In 2005, I met Chen Guangcheng, then a barely known, self-taught legal activist, for a story I was writing on his advocacy on behalf of women who had been forced to undergo abortions or sterilizations by officials in Shandong’s Linyi city. Such local punitive measures in fact contravened national regulations on the application of China’s so-called one-child policy, but officials in Linyi were worried that their promotions would be compromised because of a high number of extra births in their region. With Chen’s help, I met several local women from Linyi, including one who said local doctors strapped her down and shoved a poison-filled needle into her abdomen two days before her due date, killing the baby. “Someone has to fight for people with no voice,” Chen told me. “I guess that person is me.”
But just a few hours after our last meeting in Beijing in 2005, local security from Shandong showed up in the Chinese capital, hustled Chen into an unmarked vehicle and took him back home. Since then, he has been in detention, either in jail or under house arrest, along with his wife and child. In 2006, he was sentenced to more than four years in jail on seemingly trumped-up charges of “damaging property and organizing a mob to disturb traffic.” Upon his release, Chen was forced into house arrest, along with his wife and daughter. At times, dozens of security officials and local thugs have guarded his home, which remains inaccessible to visiting advocates and local and foreign media.

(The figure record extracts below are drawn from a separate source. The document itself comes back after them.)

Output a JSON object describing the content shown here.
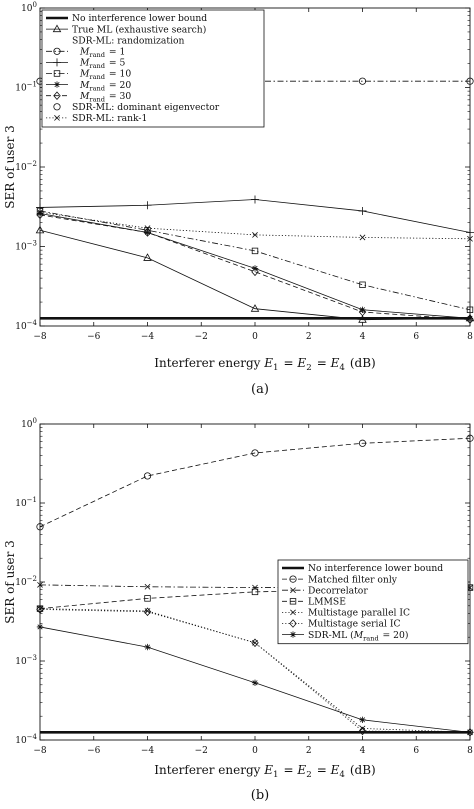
{
  "chart_data": [
    {
      "type": "line",
      "caption": "(a)",
      "xlabel": "Interferer energy E1 = E2 = E4 (dB)",
      "ylabel": "SER of user 3",
      "xlim": [
        -8,
        8
      ],
      "ylim": [
        0.0001,
        1
      ],
      "yscale": "log",
      "x_ticks": [
        "-8",
        "-6",
        "-4",
        "-2",
        "0",
        "2",
        "4",
        "6",
        "8"
      ],
      "y_ticks": [
        "10^-4",
        "10^-3",
        "10^-2",
        "10^-1",
        "10^0"
      ],
      "legend_position": "top-left",
      "legend_header": "SDR-ML: randomization",
      "x": [
        -8,
        -4,
        0,
        4,
        8
      ],
      "series": [
        {
          "name": "No interference lower bound",
          "marker": "none",
          "dash": "solid",
          "width": 2.6,
          "values": [
            0.000125,
            0.000125,
            0.000125,
            0.000125,
            0.000125
          ]
        },
        {
          "name": "True ML (exhaustive search)",
          "marker": "triangle",
          "dash": "solid",
          "width": 0.8,
          "values": [
            0.0016,
            0.00072,
            0.000165,
            0.00012,
            0.000125
          ]
        },
        {
          "name": "M_rand = 1",
          "marker": "circle",
          "dash": "dashdot",
          "width": 0.8,
          "values": [
            0.12,
            0.12,
            0.12,
            0.12,
            0.12
          ]
        },
        {
          "name": "M_rand = 5",
          "marker": "plus",
          "dash": "solid",
          "width": 0.8,
          "values": [
            0.0031,
            0.0033,
            0.0039,
            0.0028,
            0.0015
          ]
        },
        {
          "name": "M_rand = 10",
          "marker": "square",
          "dash": "dashdot",
          "width": 0.8,
          "values": [
            0.0028,
            0.0016,
            0.00088,
            0.00033,
            0.00016
          ]
        },
        {
          "name": "M_rand = 20",
          "marker": "star",
          "dash": "solid",
          "width": 0.8,
          "values": [
            0.0026,
            0.0015,
            0.00053,
            0.00016,
            0.000125
          ]
        },
        {
          "name": "M_rand = 30",
          "marker": "diamond",
          "dash": "dashed",
          "width": 0.8,
          "values": [
            0.0025,
            0.0015,
            0.00048,
            0.00015,
            0.00012
          ]
        },
        {
          "name": "SDR-ML: dominant eigenvector",
          "marker": "circle",
          "dash": "none",
          "width": 0.8,
          "values": [
            null,
            null,
            null,
            null,
            null
          ]
        },
        {
          "name": "SDR-ML: rank-1",
          "marker": "x",
          "dash": "dotted",
          "width": 0.8,
          "values": [
            0.0027,
            0.0017,
            0.0014,
            0.0013,
            0.00125
          ]
        }
      ]
    },
    {
      "type": "line",
      "caption": "(b)",
      "xlabel": "Interferer energy E1 = E2 = E4 (dB)",
      "ylabel": "SER of user 3",
      "xlim": [
        -8,
        8
      ],
      "ylim": [
        0.0001,
        1
      ],
      "yscale": "log",
      "x_ticks": [
        "-8",
        "-6",
        "-4",
        "-2",
        "0",
        "2",
        "4",
        "6",
        "8"
      ],
      "y_ticks": [
        "10^-4",
        "10^-3",
        "10^-2",
        "10^-1",
        "10^0"
      ],
      "legend_position": "top-right",
      "x": [
        -8,
        -4,
        0,
        4,
        8
      ],
      "series": [
        {
          "name": "No interference lower bound",
          "marker": "none",
          "dash": "solid",
          "width": 2.6,
          "values": [
            0.000125,
            0.000125,
            0.000125,
            0.000125,
            0.000125
          ]
        },
        {
          "name": "Matched filter only",
          "marker": "circle",
          "dash": "dashed",
          "width": 0.8,
          "values": [
            0.05,
            0.22,
            0.43,
            0.57,
            0.66
          ]
        },
        {
          "name": "Decorrelator",
          "marker": "x",
          "dash": "dashdot",
          "width": 0.8,
          "values": [
            0.0092,
            0.0087,
            0.0085,
            0.0085,
            0.0085
          ]
        },
        {
          "name": "LMMSE",
          "marker": "square",
          "dash": "dashed",
          "width": 0.8,
          "values": [
            0.0046,
            0.0062,
            0.0075,
            0.0081,
            0.0085
          ]
        },
        {
          "name": "Multistage parallel IC",
          "marker": "x",
          "dash": "dotted",
          "width": 0.8,
          "values": [
            0.0046,
            0.0043,
            0.0017,
            0.00014,
            0.000125
          ]
        },
        {
          "name": "Multistage serial IC",
          "marker": "diamond",
          "dash": "dotted",
          "width": 0.8,
          "values": [
            0.0045,
            0.0042,
            0.0017,
            0.00013,
            0.000125
          ]
        },
        {
          "name": "SDR-ML (M_rand = 20)",
          "marker": "star",
          "dash": "solid",
          "width": 0.8,
          "values": [
            0.0027,
            0.0015,
            0.00053,
            0.00018,
            0.000125
          ]
        }
      ]
    }
  ]
}
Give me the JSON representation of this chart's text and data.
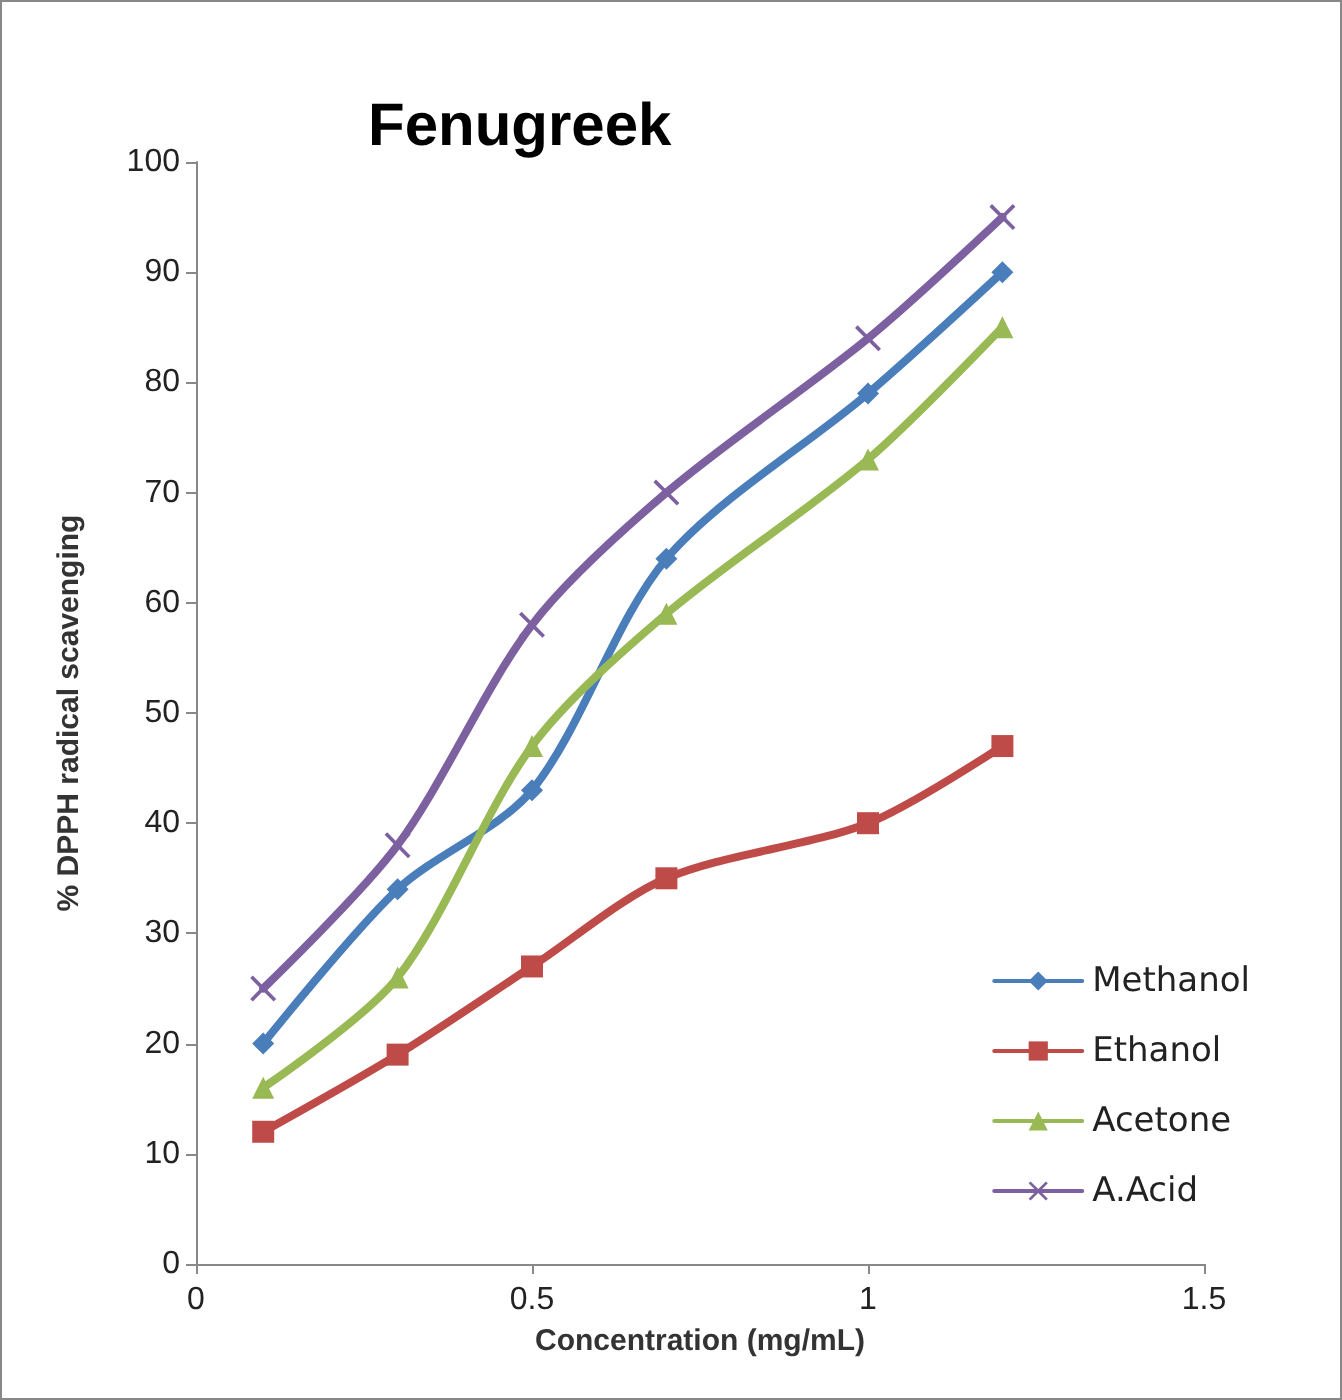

During one of our meetings in Shanghai and Beijing, Chen described how he had evaded local security who were already guarding his home and trying to prevent him from leaving in the late summer of 2005. Because he was blind, he said, he decided to escape at night when those guarding him would be at a disadvantage. Sneaking into a nearby cornfield with a family member, he began throwing gravel in different directions to confuse the security personnel who were trying to follow him. “The night gives me an advantage,” Chen said. “I can navigate better than people with sight can.” After walking for kilometers and meeting up with a friend, Chen was able to drive to safety and eventually turn up in Shanghai and later Beijing, where he tried to meet with national family-planning officials to tell them about the abuses in Linyi.
On Friday afternoon, a 15-minute video was uploaded on YouTube, which is blocked in China, showing Chen in an undisclosed location, reportedly after he fled house arrest. “I’m here to confirm that everything on the Internet and the accusation about Linyi’s atrocities committed against me are all true,” he said. “What actually happened was worse than what people have talked about online.” In the video, Chen went on to directly ask China’s Premier Wen Jiabao, who has emerged as a relatively reformist voice within the country’s central leadership, to personally intervene in his case. Describing the multiple beatings he and his wife sustained, Chen demanded: “You have to find out and punish the person according to the law. Matters like this are too detrimental to the Communist Party’s image.” The blind advocate, who was filmed wearing aviator sunglasses, also listed the names of some of the local officials he accused of persecuting him and his family. Finally, he pleaded on behalf of his relatives who are still back in Linyi’s Dongshigu village. “Even though I managed to escape, my family are still in their hands,” he said. “My family may face crazy revenge from them. I’m asking the Chinese government to secure the security of my family. If anything happens to them, I will never give up on pursuing whoever is responsible.”